2. Meet them where they’re at.
These young women are in some form of constant transition. From high school to college, from marriage to children and new jobs, young women live in an ever-changing state. More than likely, the established leaders in your women’s ministry have survived this time. Standing on the other side provides them with plenty of insight and godly advice to pass down to these young women who just want to know that they will survive it too. A good way to cultivate lasting relationships in your women’s ministry is a mentorship program. This doesn’t need to be formal and can happen organically as you encourage established members to reach out to younger women in your church and community. This cannot be forced, but will happen as you lead by example.
This next generation has grown up with the world in the palms of their hands. Using tools like social media can help you reach young women in your community that you never would have been able to reach before by word of mouth. Do your research and know the culture of your area. What books are popular with young women? What music or movies are they listening to and watching? All of these areas point to ways you can reach them.
3. Be genuine and have fun!
This generation of young women isn't just looking for a ministry that is new and shiny. They are looking for something that is more than just skin deep. Though young women today connect with each other from behind screens, they can spot a disingenuous person a mile away.

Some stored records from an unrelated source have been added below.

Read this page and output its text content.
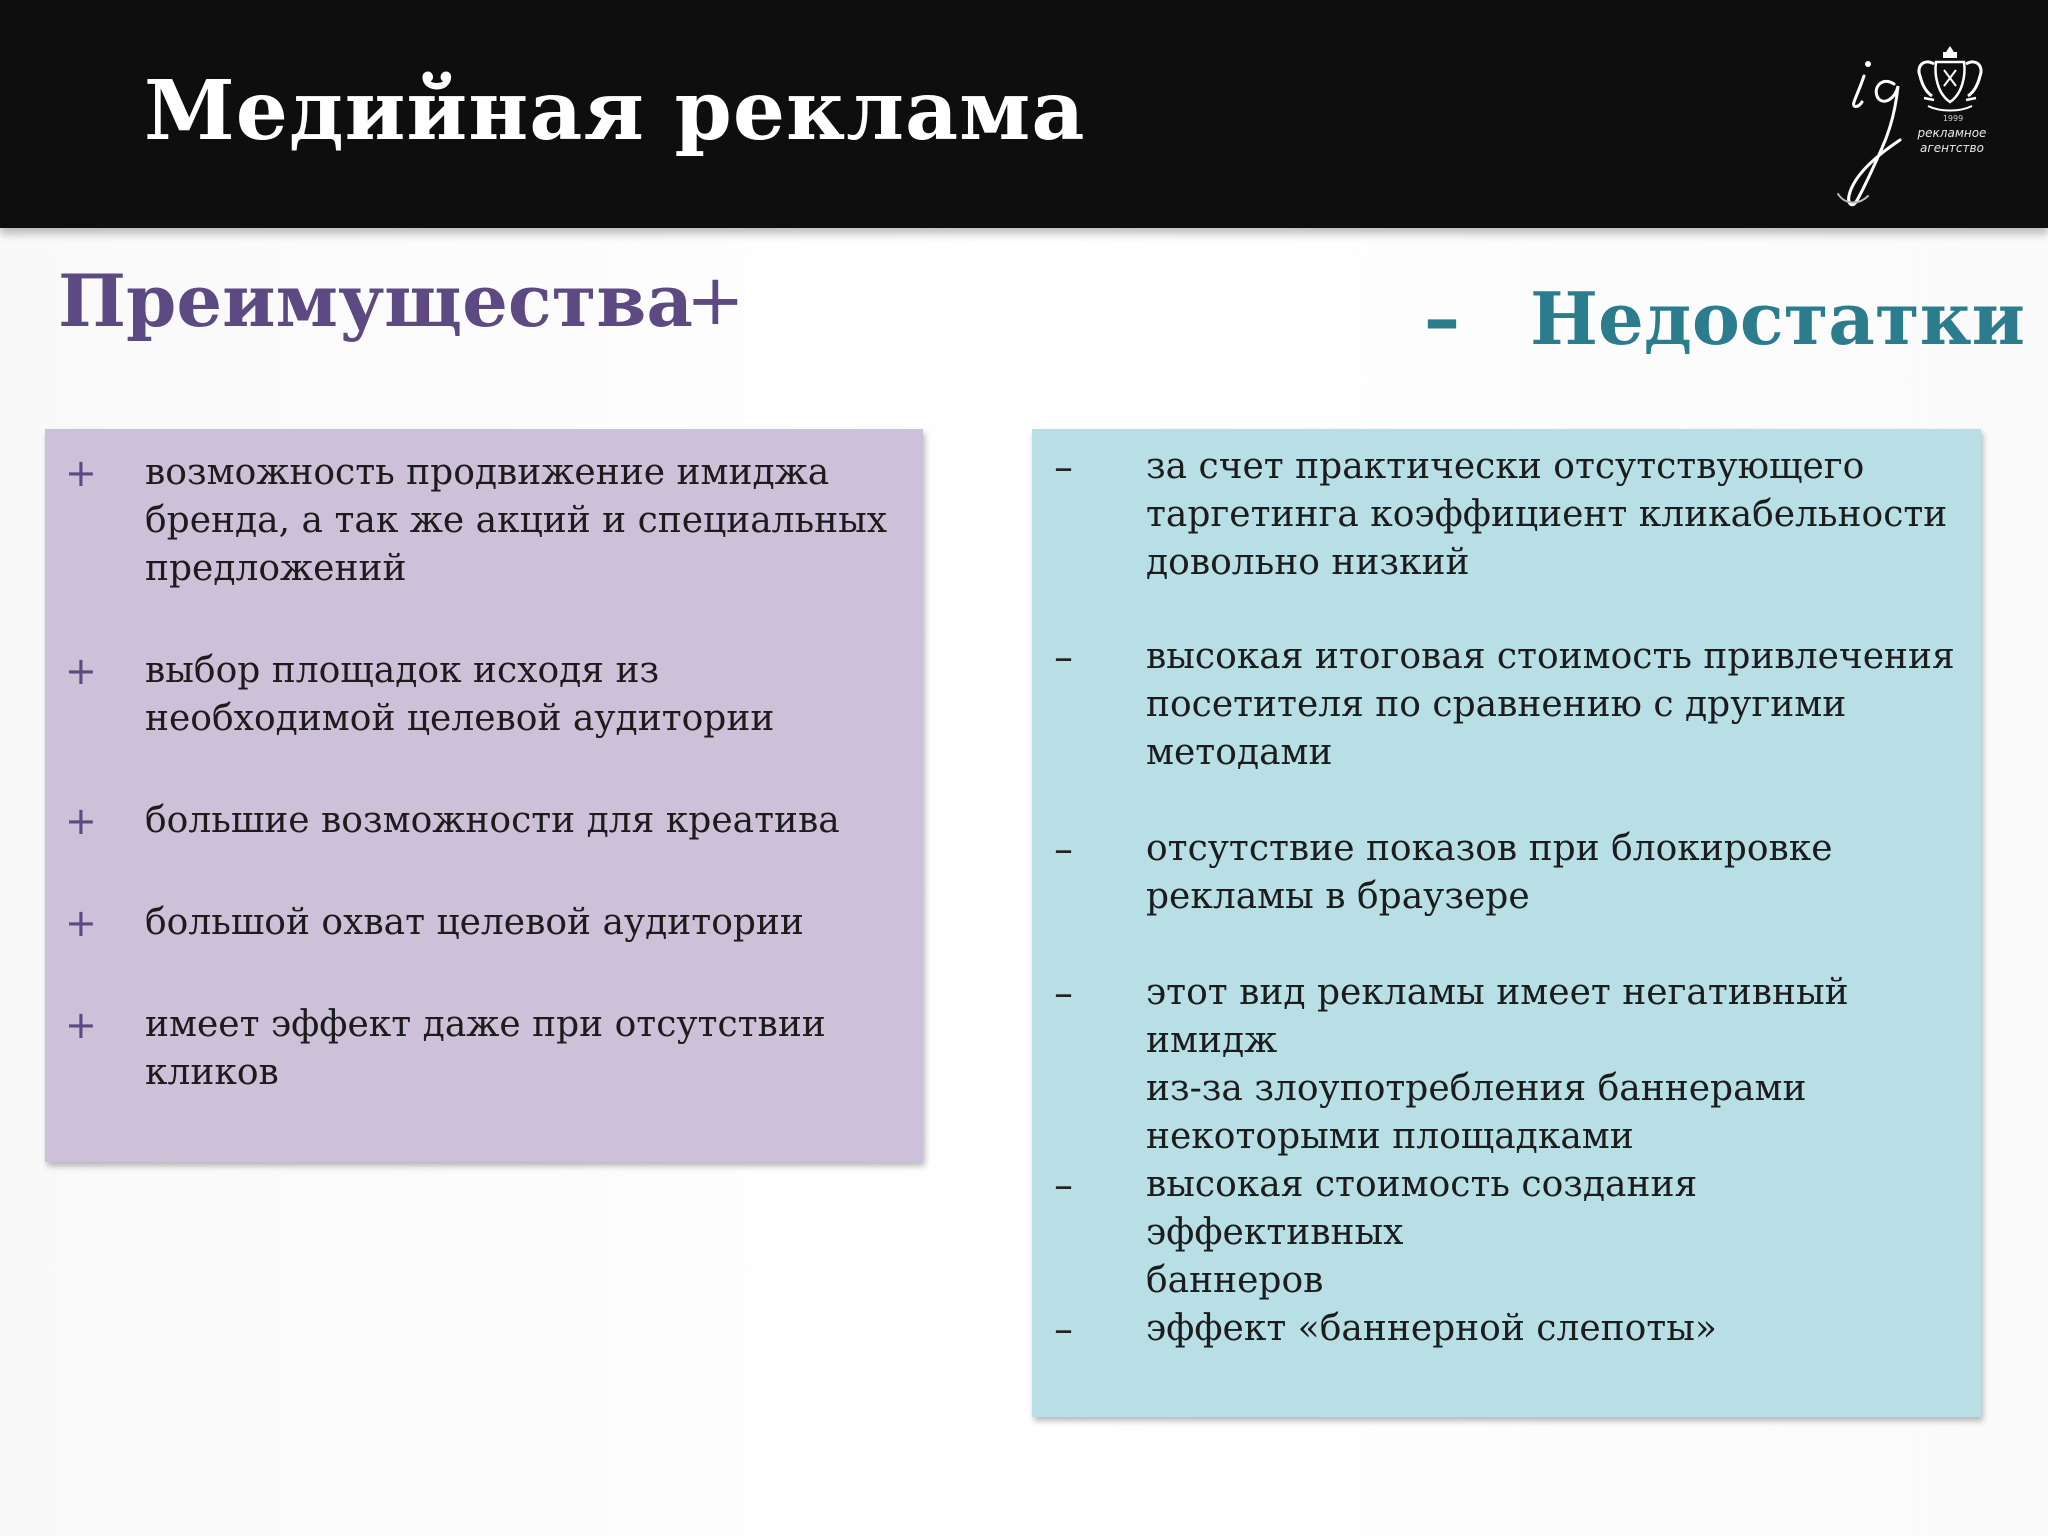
Медийная реклама	1999
рекламное
агентство
Преимущества
+	– Недостатки
+ возможность продвижение имиджа
бренда, а так же акций и специальных
предложений
+ выбор площадок исходя из
необходимой целевой аудитории
+ большие возможности для креатива
+ большой охват целевой аудитории
+ имеет эффект даже при отсутствии
кликов
– за счет практически отсутствующего
таргетинга коэффициент кликабельности
довольно низкий
– высокая итоговая стоимость привлечения
посетителя по сравнению с другими
методами
– отсутствие показов при блокировке
рекламы в браузере
– этот вид рекламы имеет негативный имидж
из-за злоупотребления баннерами
некоторыми площадками
– высокая стоимость создания эффективных
баннеров
– эффект «баннерной слепоты»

Making an event fun for both young women in your community and yourself will spark genuine, meaningful conversation that can lead to deeper relationships. If you have consulted your youth leader and done your research, you should know what kinds of events the women in your area are looking for. Make your women’s ministry attractive to young women. Have a girls night out, build relationships and share life over a meal. Have a craft day and get creative together. Choose a Bible study and dig deeper in God’s Word together. Be real, and have fun. All of your women desire this, young and not so young.
As you seek the Lord on how to bridge the gap in your church, realize that it starts with prayer and teamwork. Passing on the baton of faith to the next generation is of utmost importance and will be filled with growing pains and will take work, but remember that this is the race that God has called us each to run, to ensure that future generations carry on what we have begun!

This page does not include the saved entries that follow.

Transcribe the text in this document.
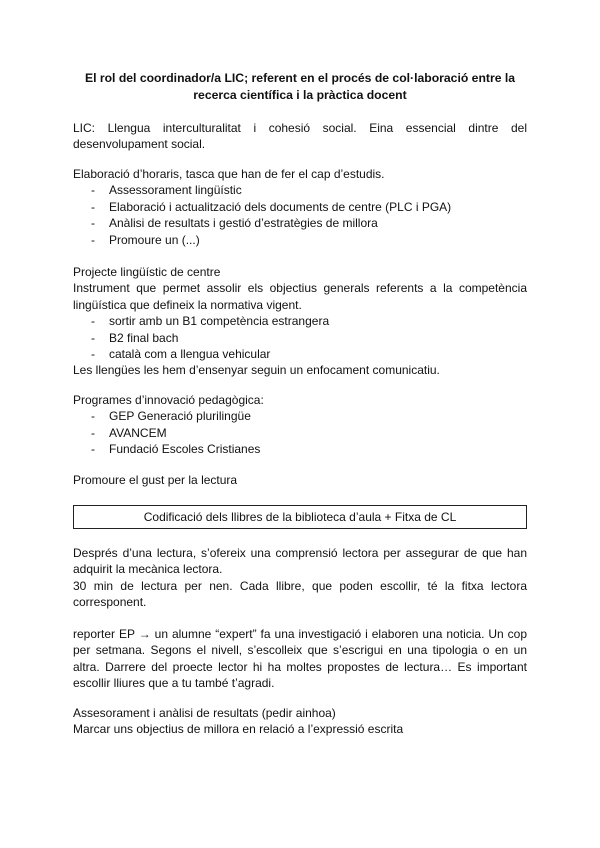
El rol del coordinador/a LIC; referent en el procés de col·laboració entre la
recerca científica i la pràctica docent

LIC: Llengua interculturalitat i cohesió social. Eina essencial dintre del desenvolupament social.

Elaboració d’horaris, tasca que han de fer el cap d’estudis.

- Assessorament lingüístic
- Elaboració i actualització dels documents de centre (PLC i PGA)
- Anàlisi de resultats i gestió d’estratègies de millora
- Promoure un (...)

Projecte lingüístic de centre

Instrument que permet assolir els objectius generals referents a la competència lingüística que defineix la normativa vigent.

- sortir amb un B1 competència estrangera
- B2 final bach
- català com a llengua vehicular

Les llengües les hem d’ensenyar seguin un enfocament comunicatiu.

Programes d’innovació pedagògica:

- GEP Generació plurilingüe
- AVANCEM
- Fundació Escoles Cristianes

Promoure el gust per la lectura

Codificació dels llibres de la biblioteca d’aula + Fitxa de CL

Després d’una lectura, s’ofereix una comprensió lectora per assegurar de que han adquirit la mecànica lectora.

30 min de lectura per nen. Cada llibre, que poden escollir, té la fitxa lectora corresponent.

reporter EP → un alumne “expert” fa una investigació i elaboren una noticia. Un cop per setmana. Segons el nivell, s’escolleix que s’escrigui en una tipologia o en un altra. Darrere del proecte lector hi ha moltes propostes de lectura… Es important escollir lliures que a tu també t’agradi.

Assesorament i anàlisi de resultats (pedir ainhoa)

Marcar uns objectius de millora en relació a l’expressió escrita
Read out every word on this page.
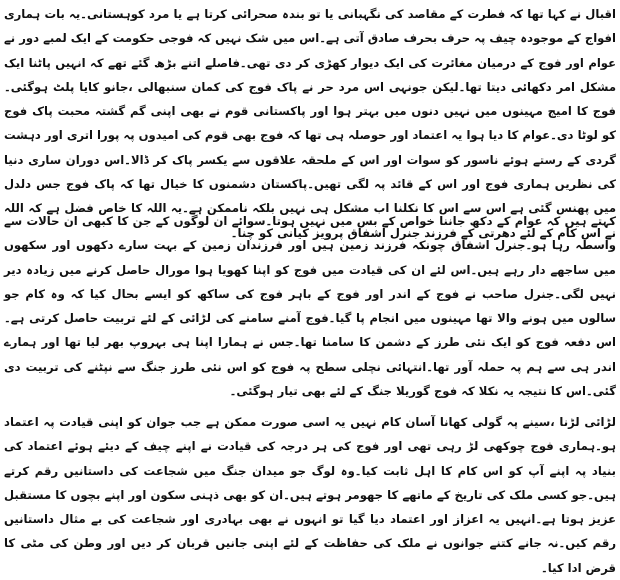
اقبال نے کہا تھا کہ فطرت کے مقاصد کی نگہبانی یا تو بندہ صحرائی کرتا ہے یا مرد کوہستانی۔یہ بات ہماری افواج کے موجودہ چیف پہ حرف بحرف صادق آتی ہے۔اس میں شک نہیں کہ فوجی حکومت کے ایک لمبے دور نے عوام اور فوج کے درمیان مغائرت کی ایک دیوار کھڑی کر دی تھی۔فاصلے اتنے بڑھ گئے تھے کہ انہیں پاٹنا ایک مشکل امر دکھائی دیتا تھا۔لیکن جونہی اس مرد حر نے پاک فوج کی کمان سنبھالی ،جانو کایا پلٹ ہوگئی۔فوج کا امیج مہینوں میں نہیں دنوں میں بہتر ہوا اور پاکستانی قوم نے بھی اپنی گم گشتہ محبت پاک فوج کو لوٹا دی۔عوام کا دیا ہوا یہ اعتماد اور حوصلہ ہی تھا کہ فوج بھی قوم کی امیدوں پہ پورا اتری اور دہشت گردی کے رستے ہوئے ناسور کو سوات اور اس کے ملحقہ علاقوں سے یکسر پاک کر ڈالا۔اس دوران ساری دنیا کی نظریں ہماری فوج اور اس کے قائد پہ لگی تھیں۔پاکستان دشمنوں کا خیال تھا کہ پاک فوج جس دلدل میں پھنس گئی ہے اس سے اس کا نکلنا اب مشکل ہی نہیں بلکہ ناممکن ہے۔یہ اللہ کا خاص فضل ہے کہ اللہ نے اس کام کے لئے دھرتی کے فرزند جنرل اشفاق پرویز کیانی کو چنا۔

کہتے ہیں کہ عوام کے دکھ جاننا خواص کے بس میں نہیں ہوتا۔سوائے ان لوگوں کے جن کا کبھی ان حالات سے واسطہ رہا ہو۔جنرل اشفاق چونکہ فرزند زمین ہیں اور فرزندان زمین کے بہت سارے دکھوں اور سکھوں میں ساجھے دار رہے ہیں۔اس لئے ان کی قیادت میں فوج کو اپنا کھویا ہوا مورال حاصل کرنے میں زیادہ دیر نہیں لگی۔جنرل صاحب نے فوج کے اندر اور فوج کے باہر فوج کی ساکھ کو ایسے بحال کیا کہ وہ کام جو سالوں میں ہونے والا تھا مہینوں میں انجام پا گیا۔فوج آمنے سامنے کی لڑائی کے لئے تربیت حاصل کرتی ہے۔اس دفعہ فوج کو ایک نئی طرز کے دشمن کا سامنا تھا۔جس نے ہمارا اپنا ہی بہروپ بھر لیا تھا اور ہمارے اندر ہی سے ہم پہ حملہ آور تھا۔انتہائی نچلی سطح پہ فوج کو اس نئی طرز جنگ سے نپٹنے کی تربیت دی گئی۔اس کا نتیجہ یہ نکلا کہ فوج گوریلا جنگ کے لئے بھی تیار ہوگئی۔

لڑائی لڑنا ،سینے پہ گولی کھانا آسان کام نہیں یہ اسی صورت ممکن ہے جب جوان کو اپنی قیادت پہ اعتماد ہو۔ہماری فوج چوکھی لڑ رہی تھی اور فوج کی ہر درجہ کی قیادت نے اپنے چیف کے دیئے ہوئے اعتماد کی بنیاد پہ اپنے آپ کو اس کام کا اہل ثابت کیا۔وہ لوگ جو میدان جنگ میں شجاعت کی داستانیں رقم کرتے ہیں۔جو کسی ملک کی تاریخ کے ماتھے کا جھومر ہوتے ہیں۔ان کو بھی ذہنی سکون اور اپنے بچوں کا مستقبل عزیز ہوتا ہے۔انہیں یہ اعزاز اور اعتماد دیا گیا تو انہوں نے بھی بہادری اور شجاعت کی بے مثال داستانیں رقم کیں۔نہ جانے کتنے جوانوں نے ملک کی حفاظت کے لئے اپنی جانیں قربان کر دیں اور وطن کی مٹی کا قرض ادا کیا۔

Angela Loughridge and her husband, Lance, recently celebrated their 25th wedding anniversary in May 2017 and have served together in ministry for almost 24 years. They have three grown children, ages 26, 22, and 20. Their family's story is one of complete redemption when an unplanned pregnancy made them teen aged parents. Under the leadership and love of their church and pastors, Angela and Lance surrendered their lives to Christ, got married, and began their life's journey toward accepting a call into ministry. "They gave us the grace needed to grow in our faith and relationship with Christ. It forever changed my view of God and how He loves us, no matter what; how our past does not define our usefulness or change what He has planned for us." Their ministry philosophy has been shaped by those earliest days: to serve God and serve others.
While she's admittedly a workaholic, Angela enjoys crafting and has recently taken up painting. Her greatest passion in ministry is to see people walk in the love, grace, and mercy of the Lord. "I love students and know that we have a small window of opportunity to truly make a difference in their lives. Looking back, where would I be if no one had invested in me?"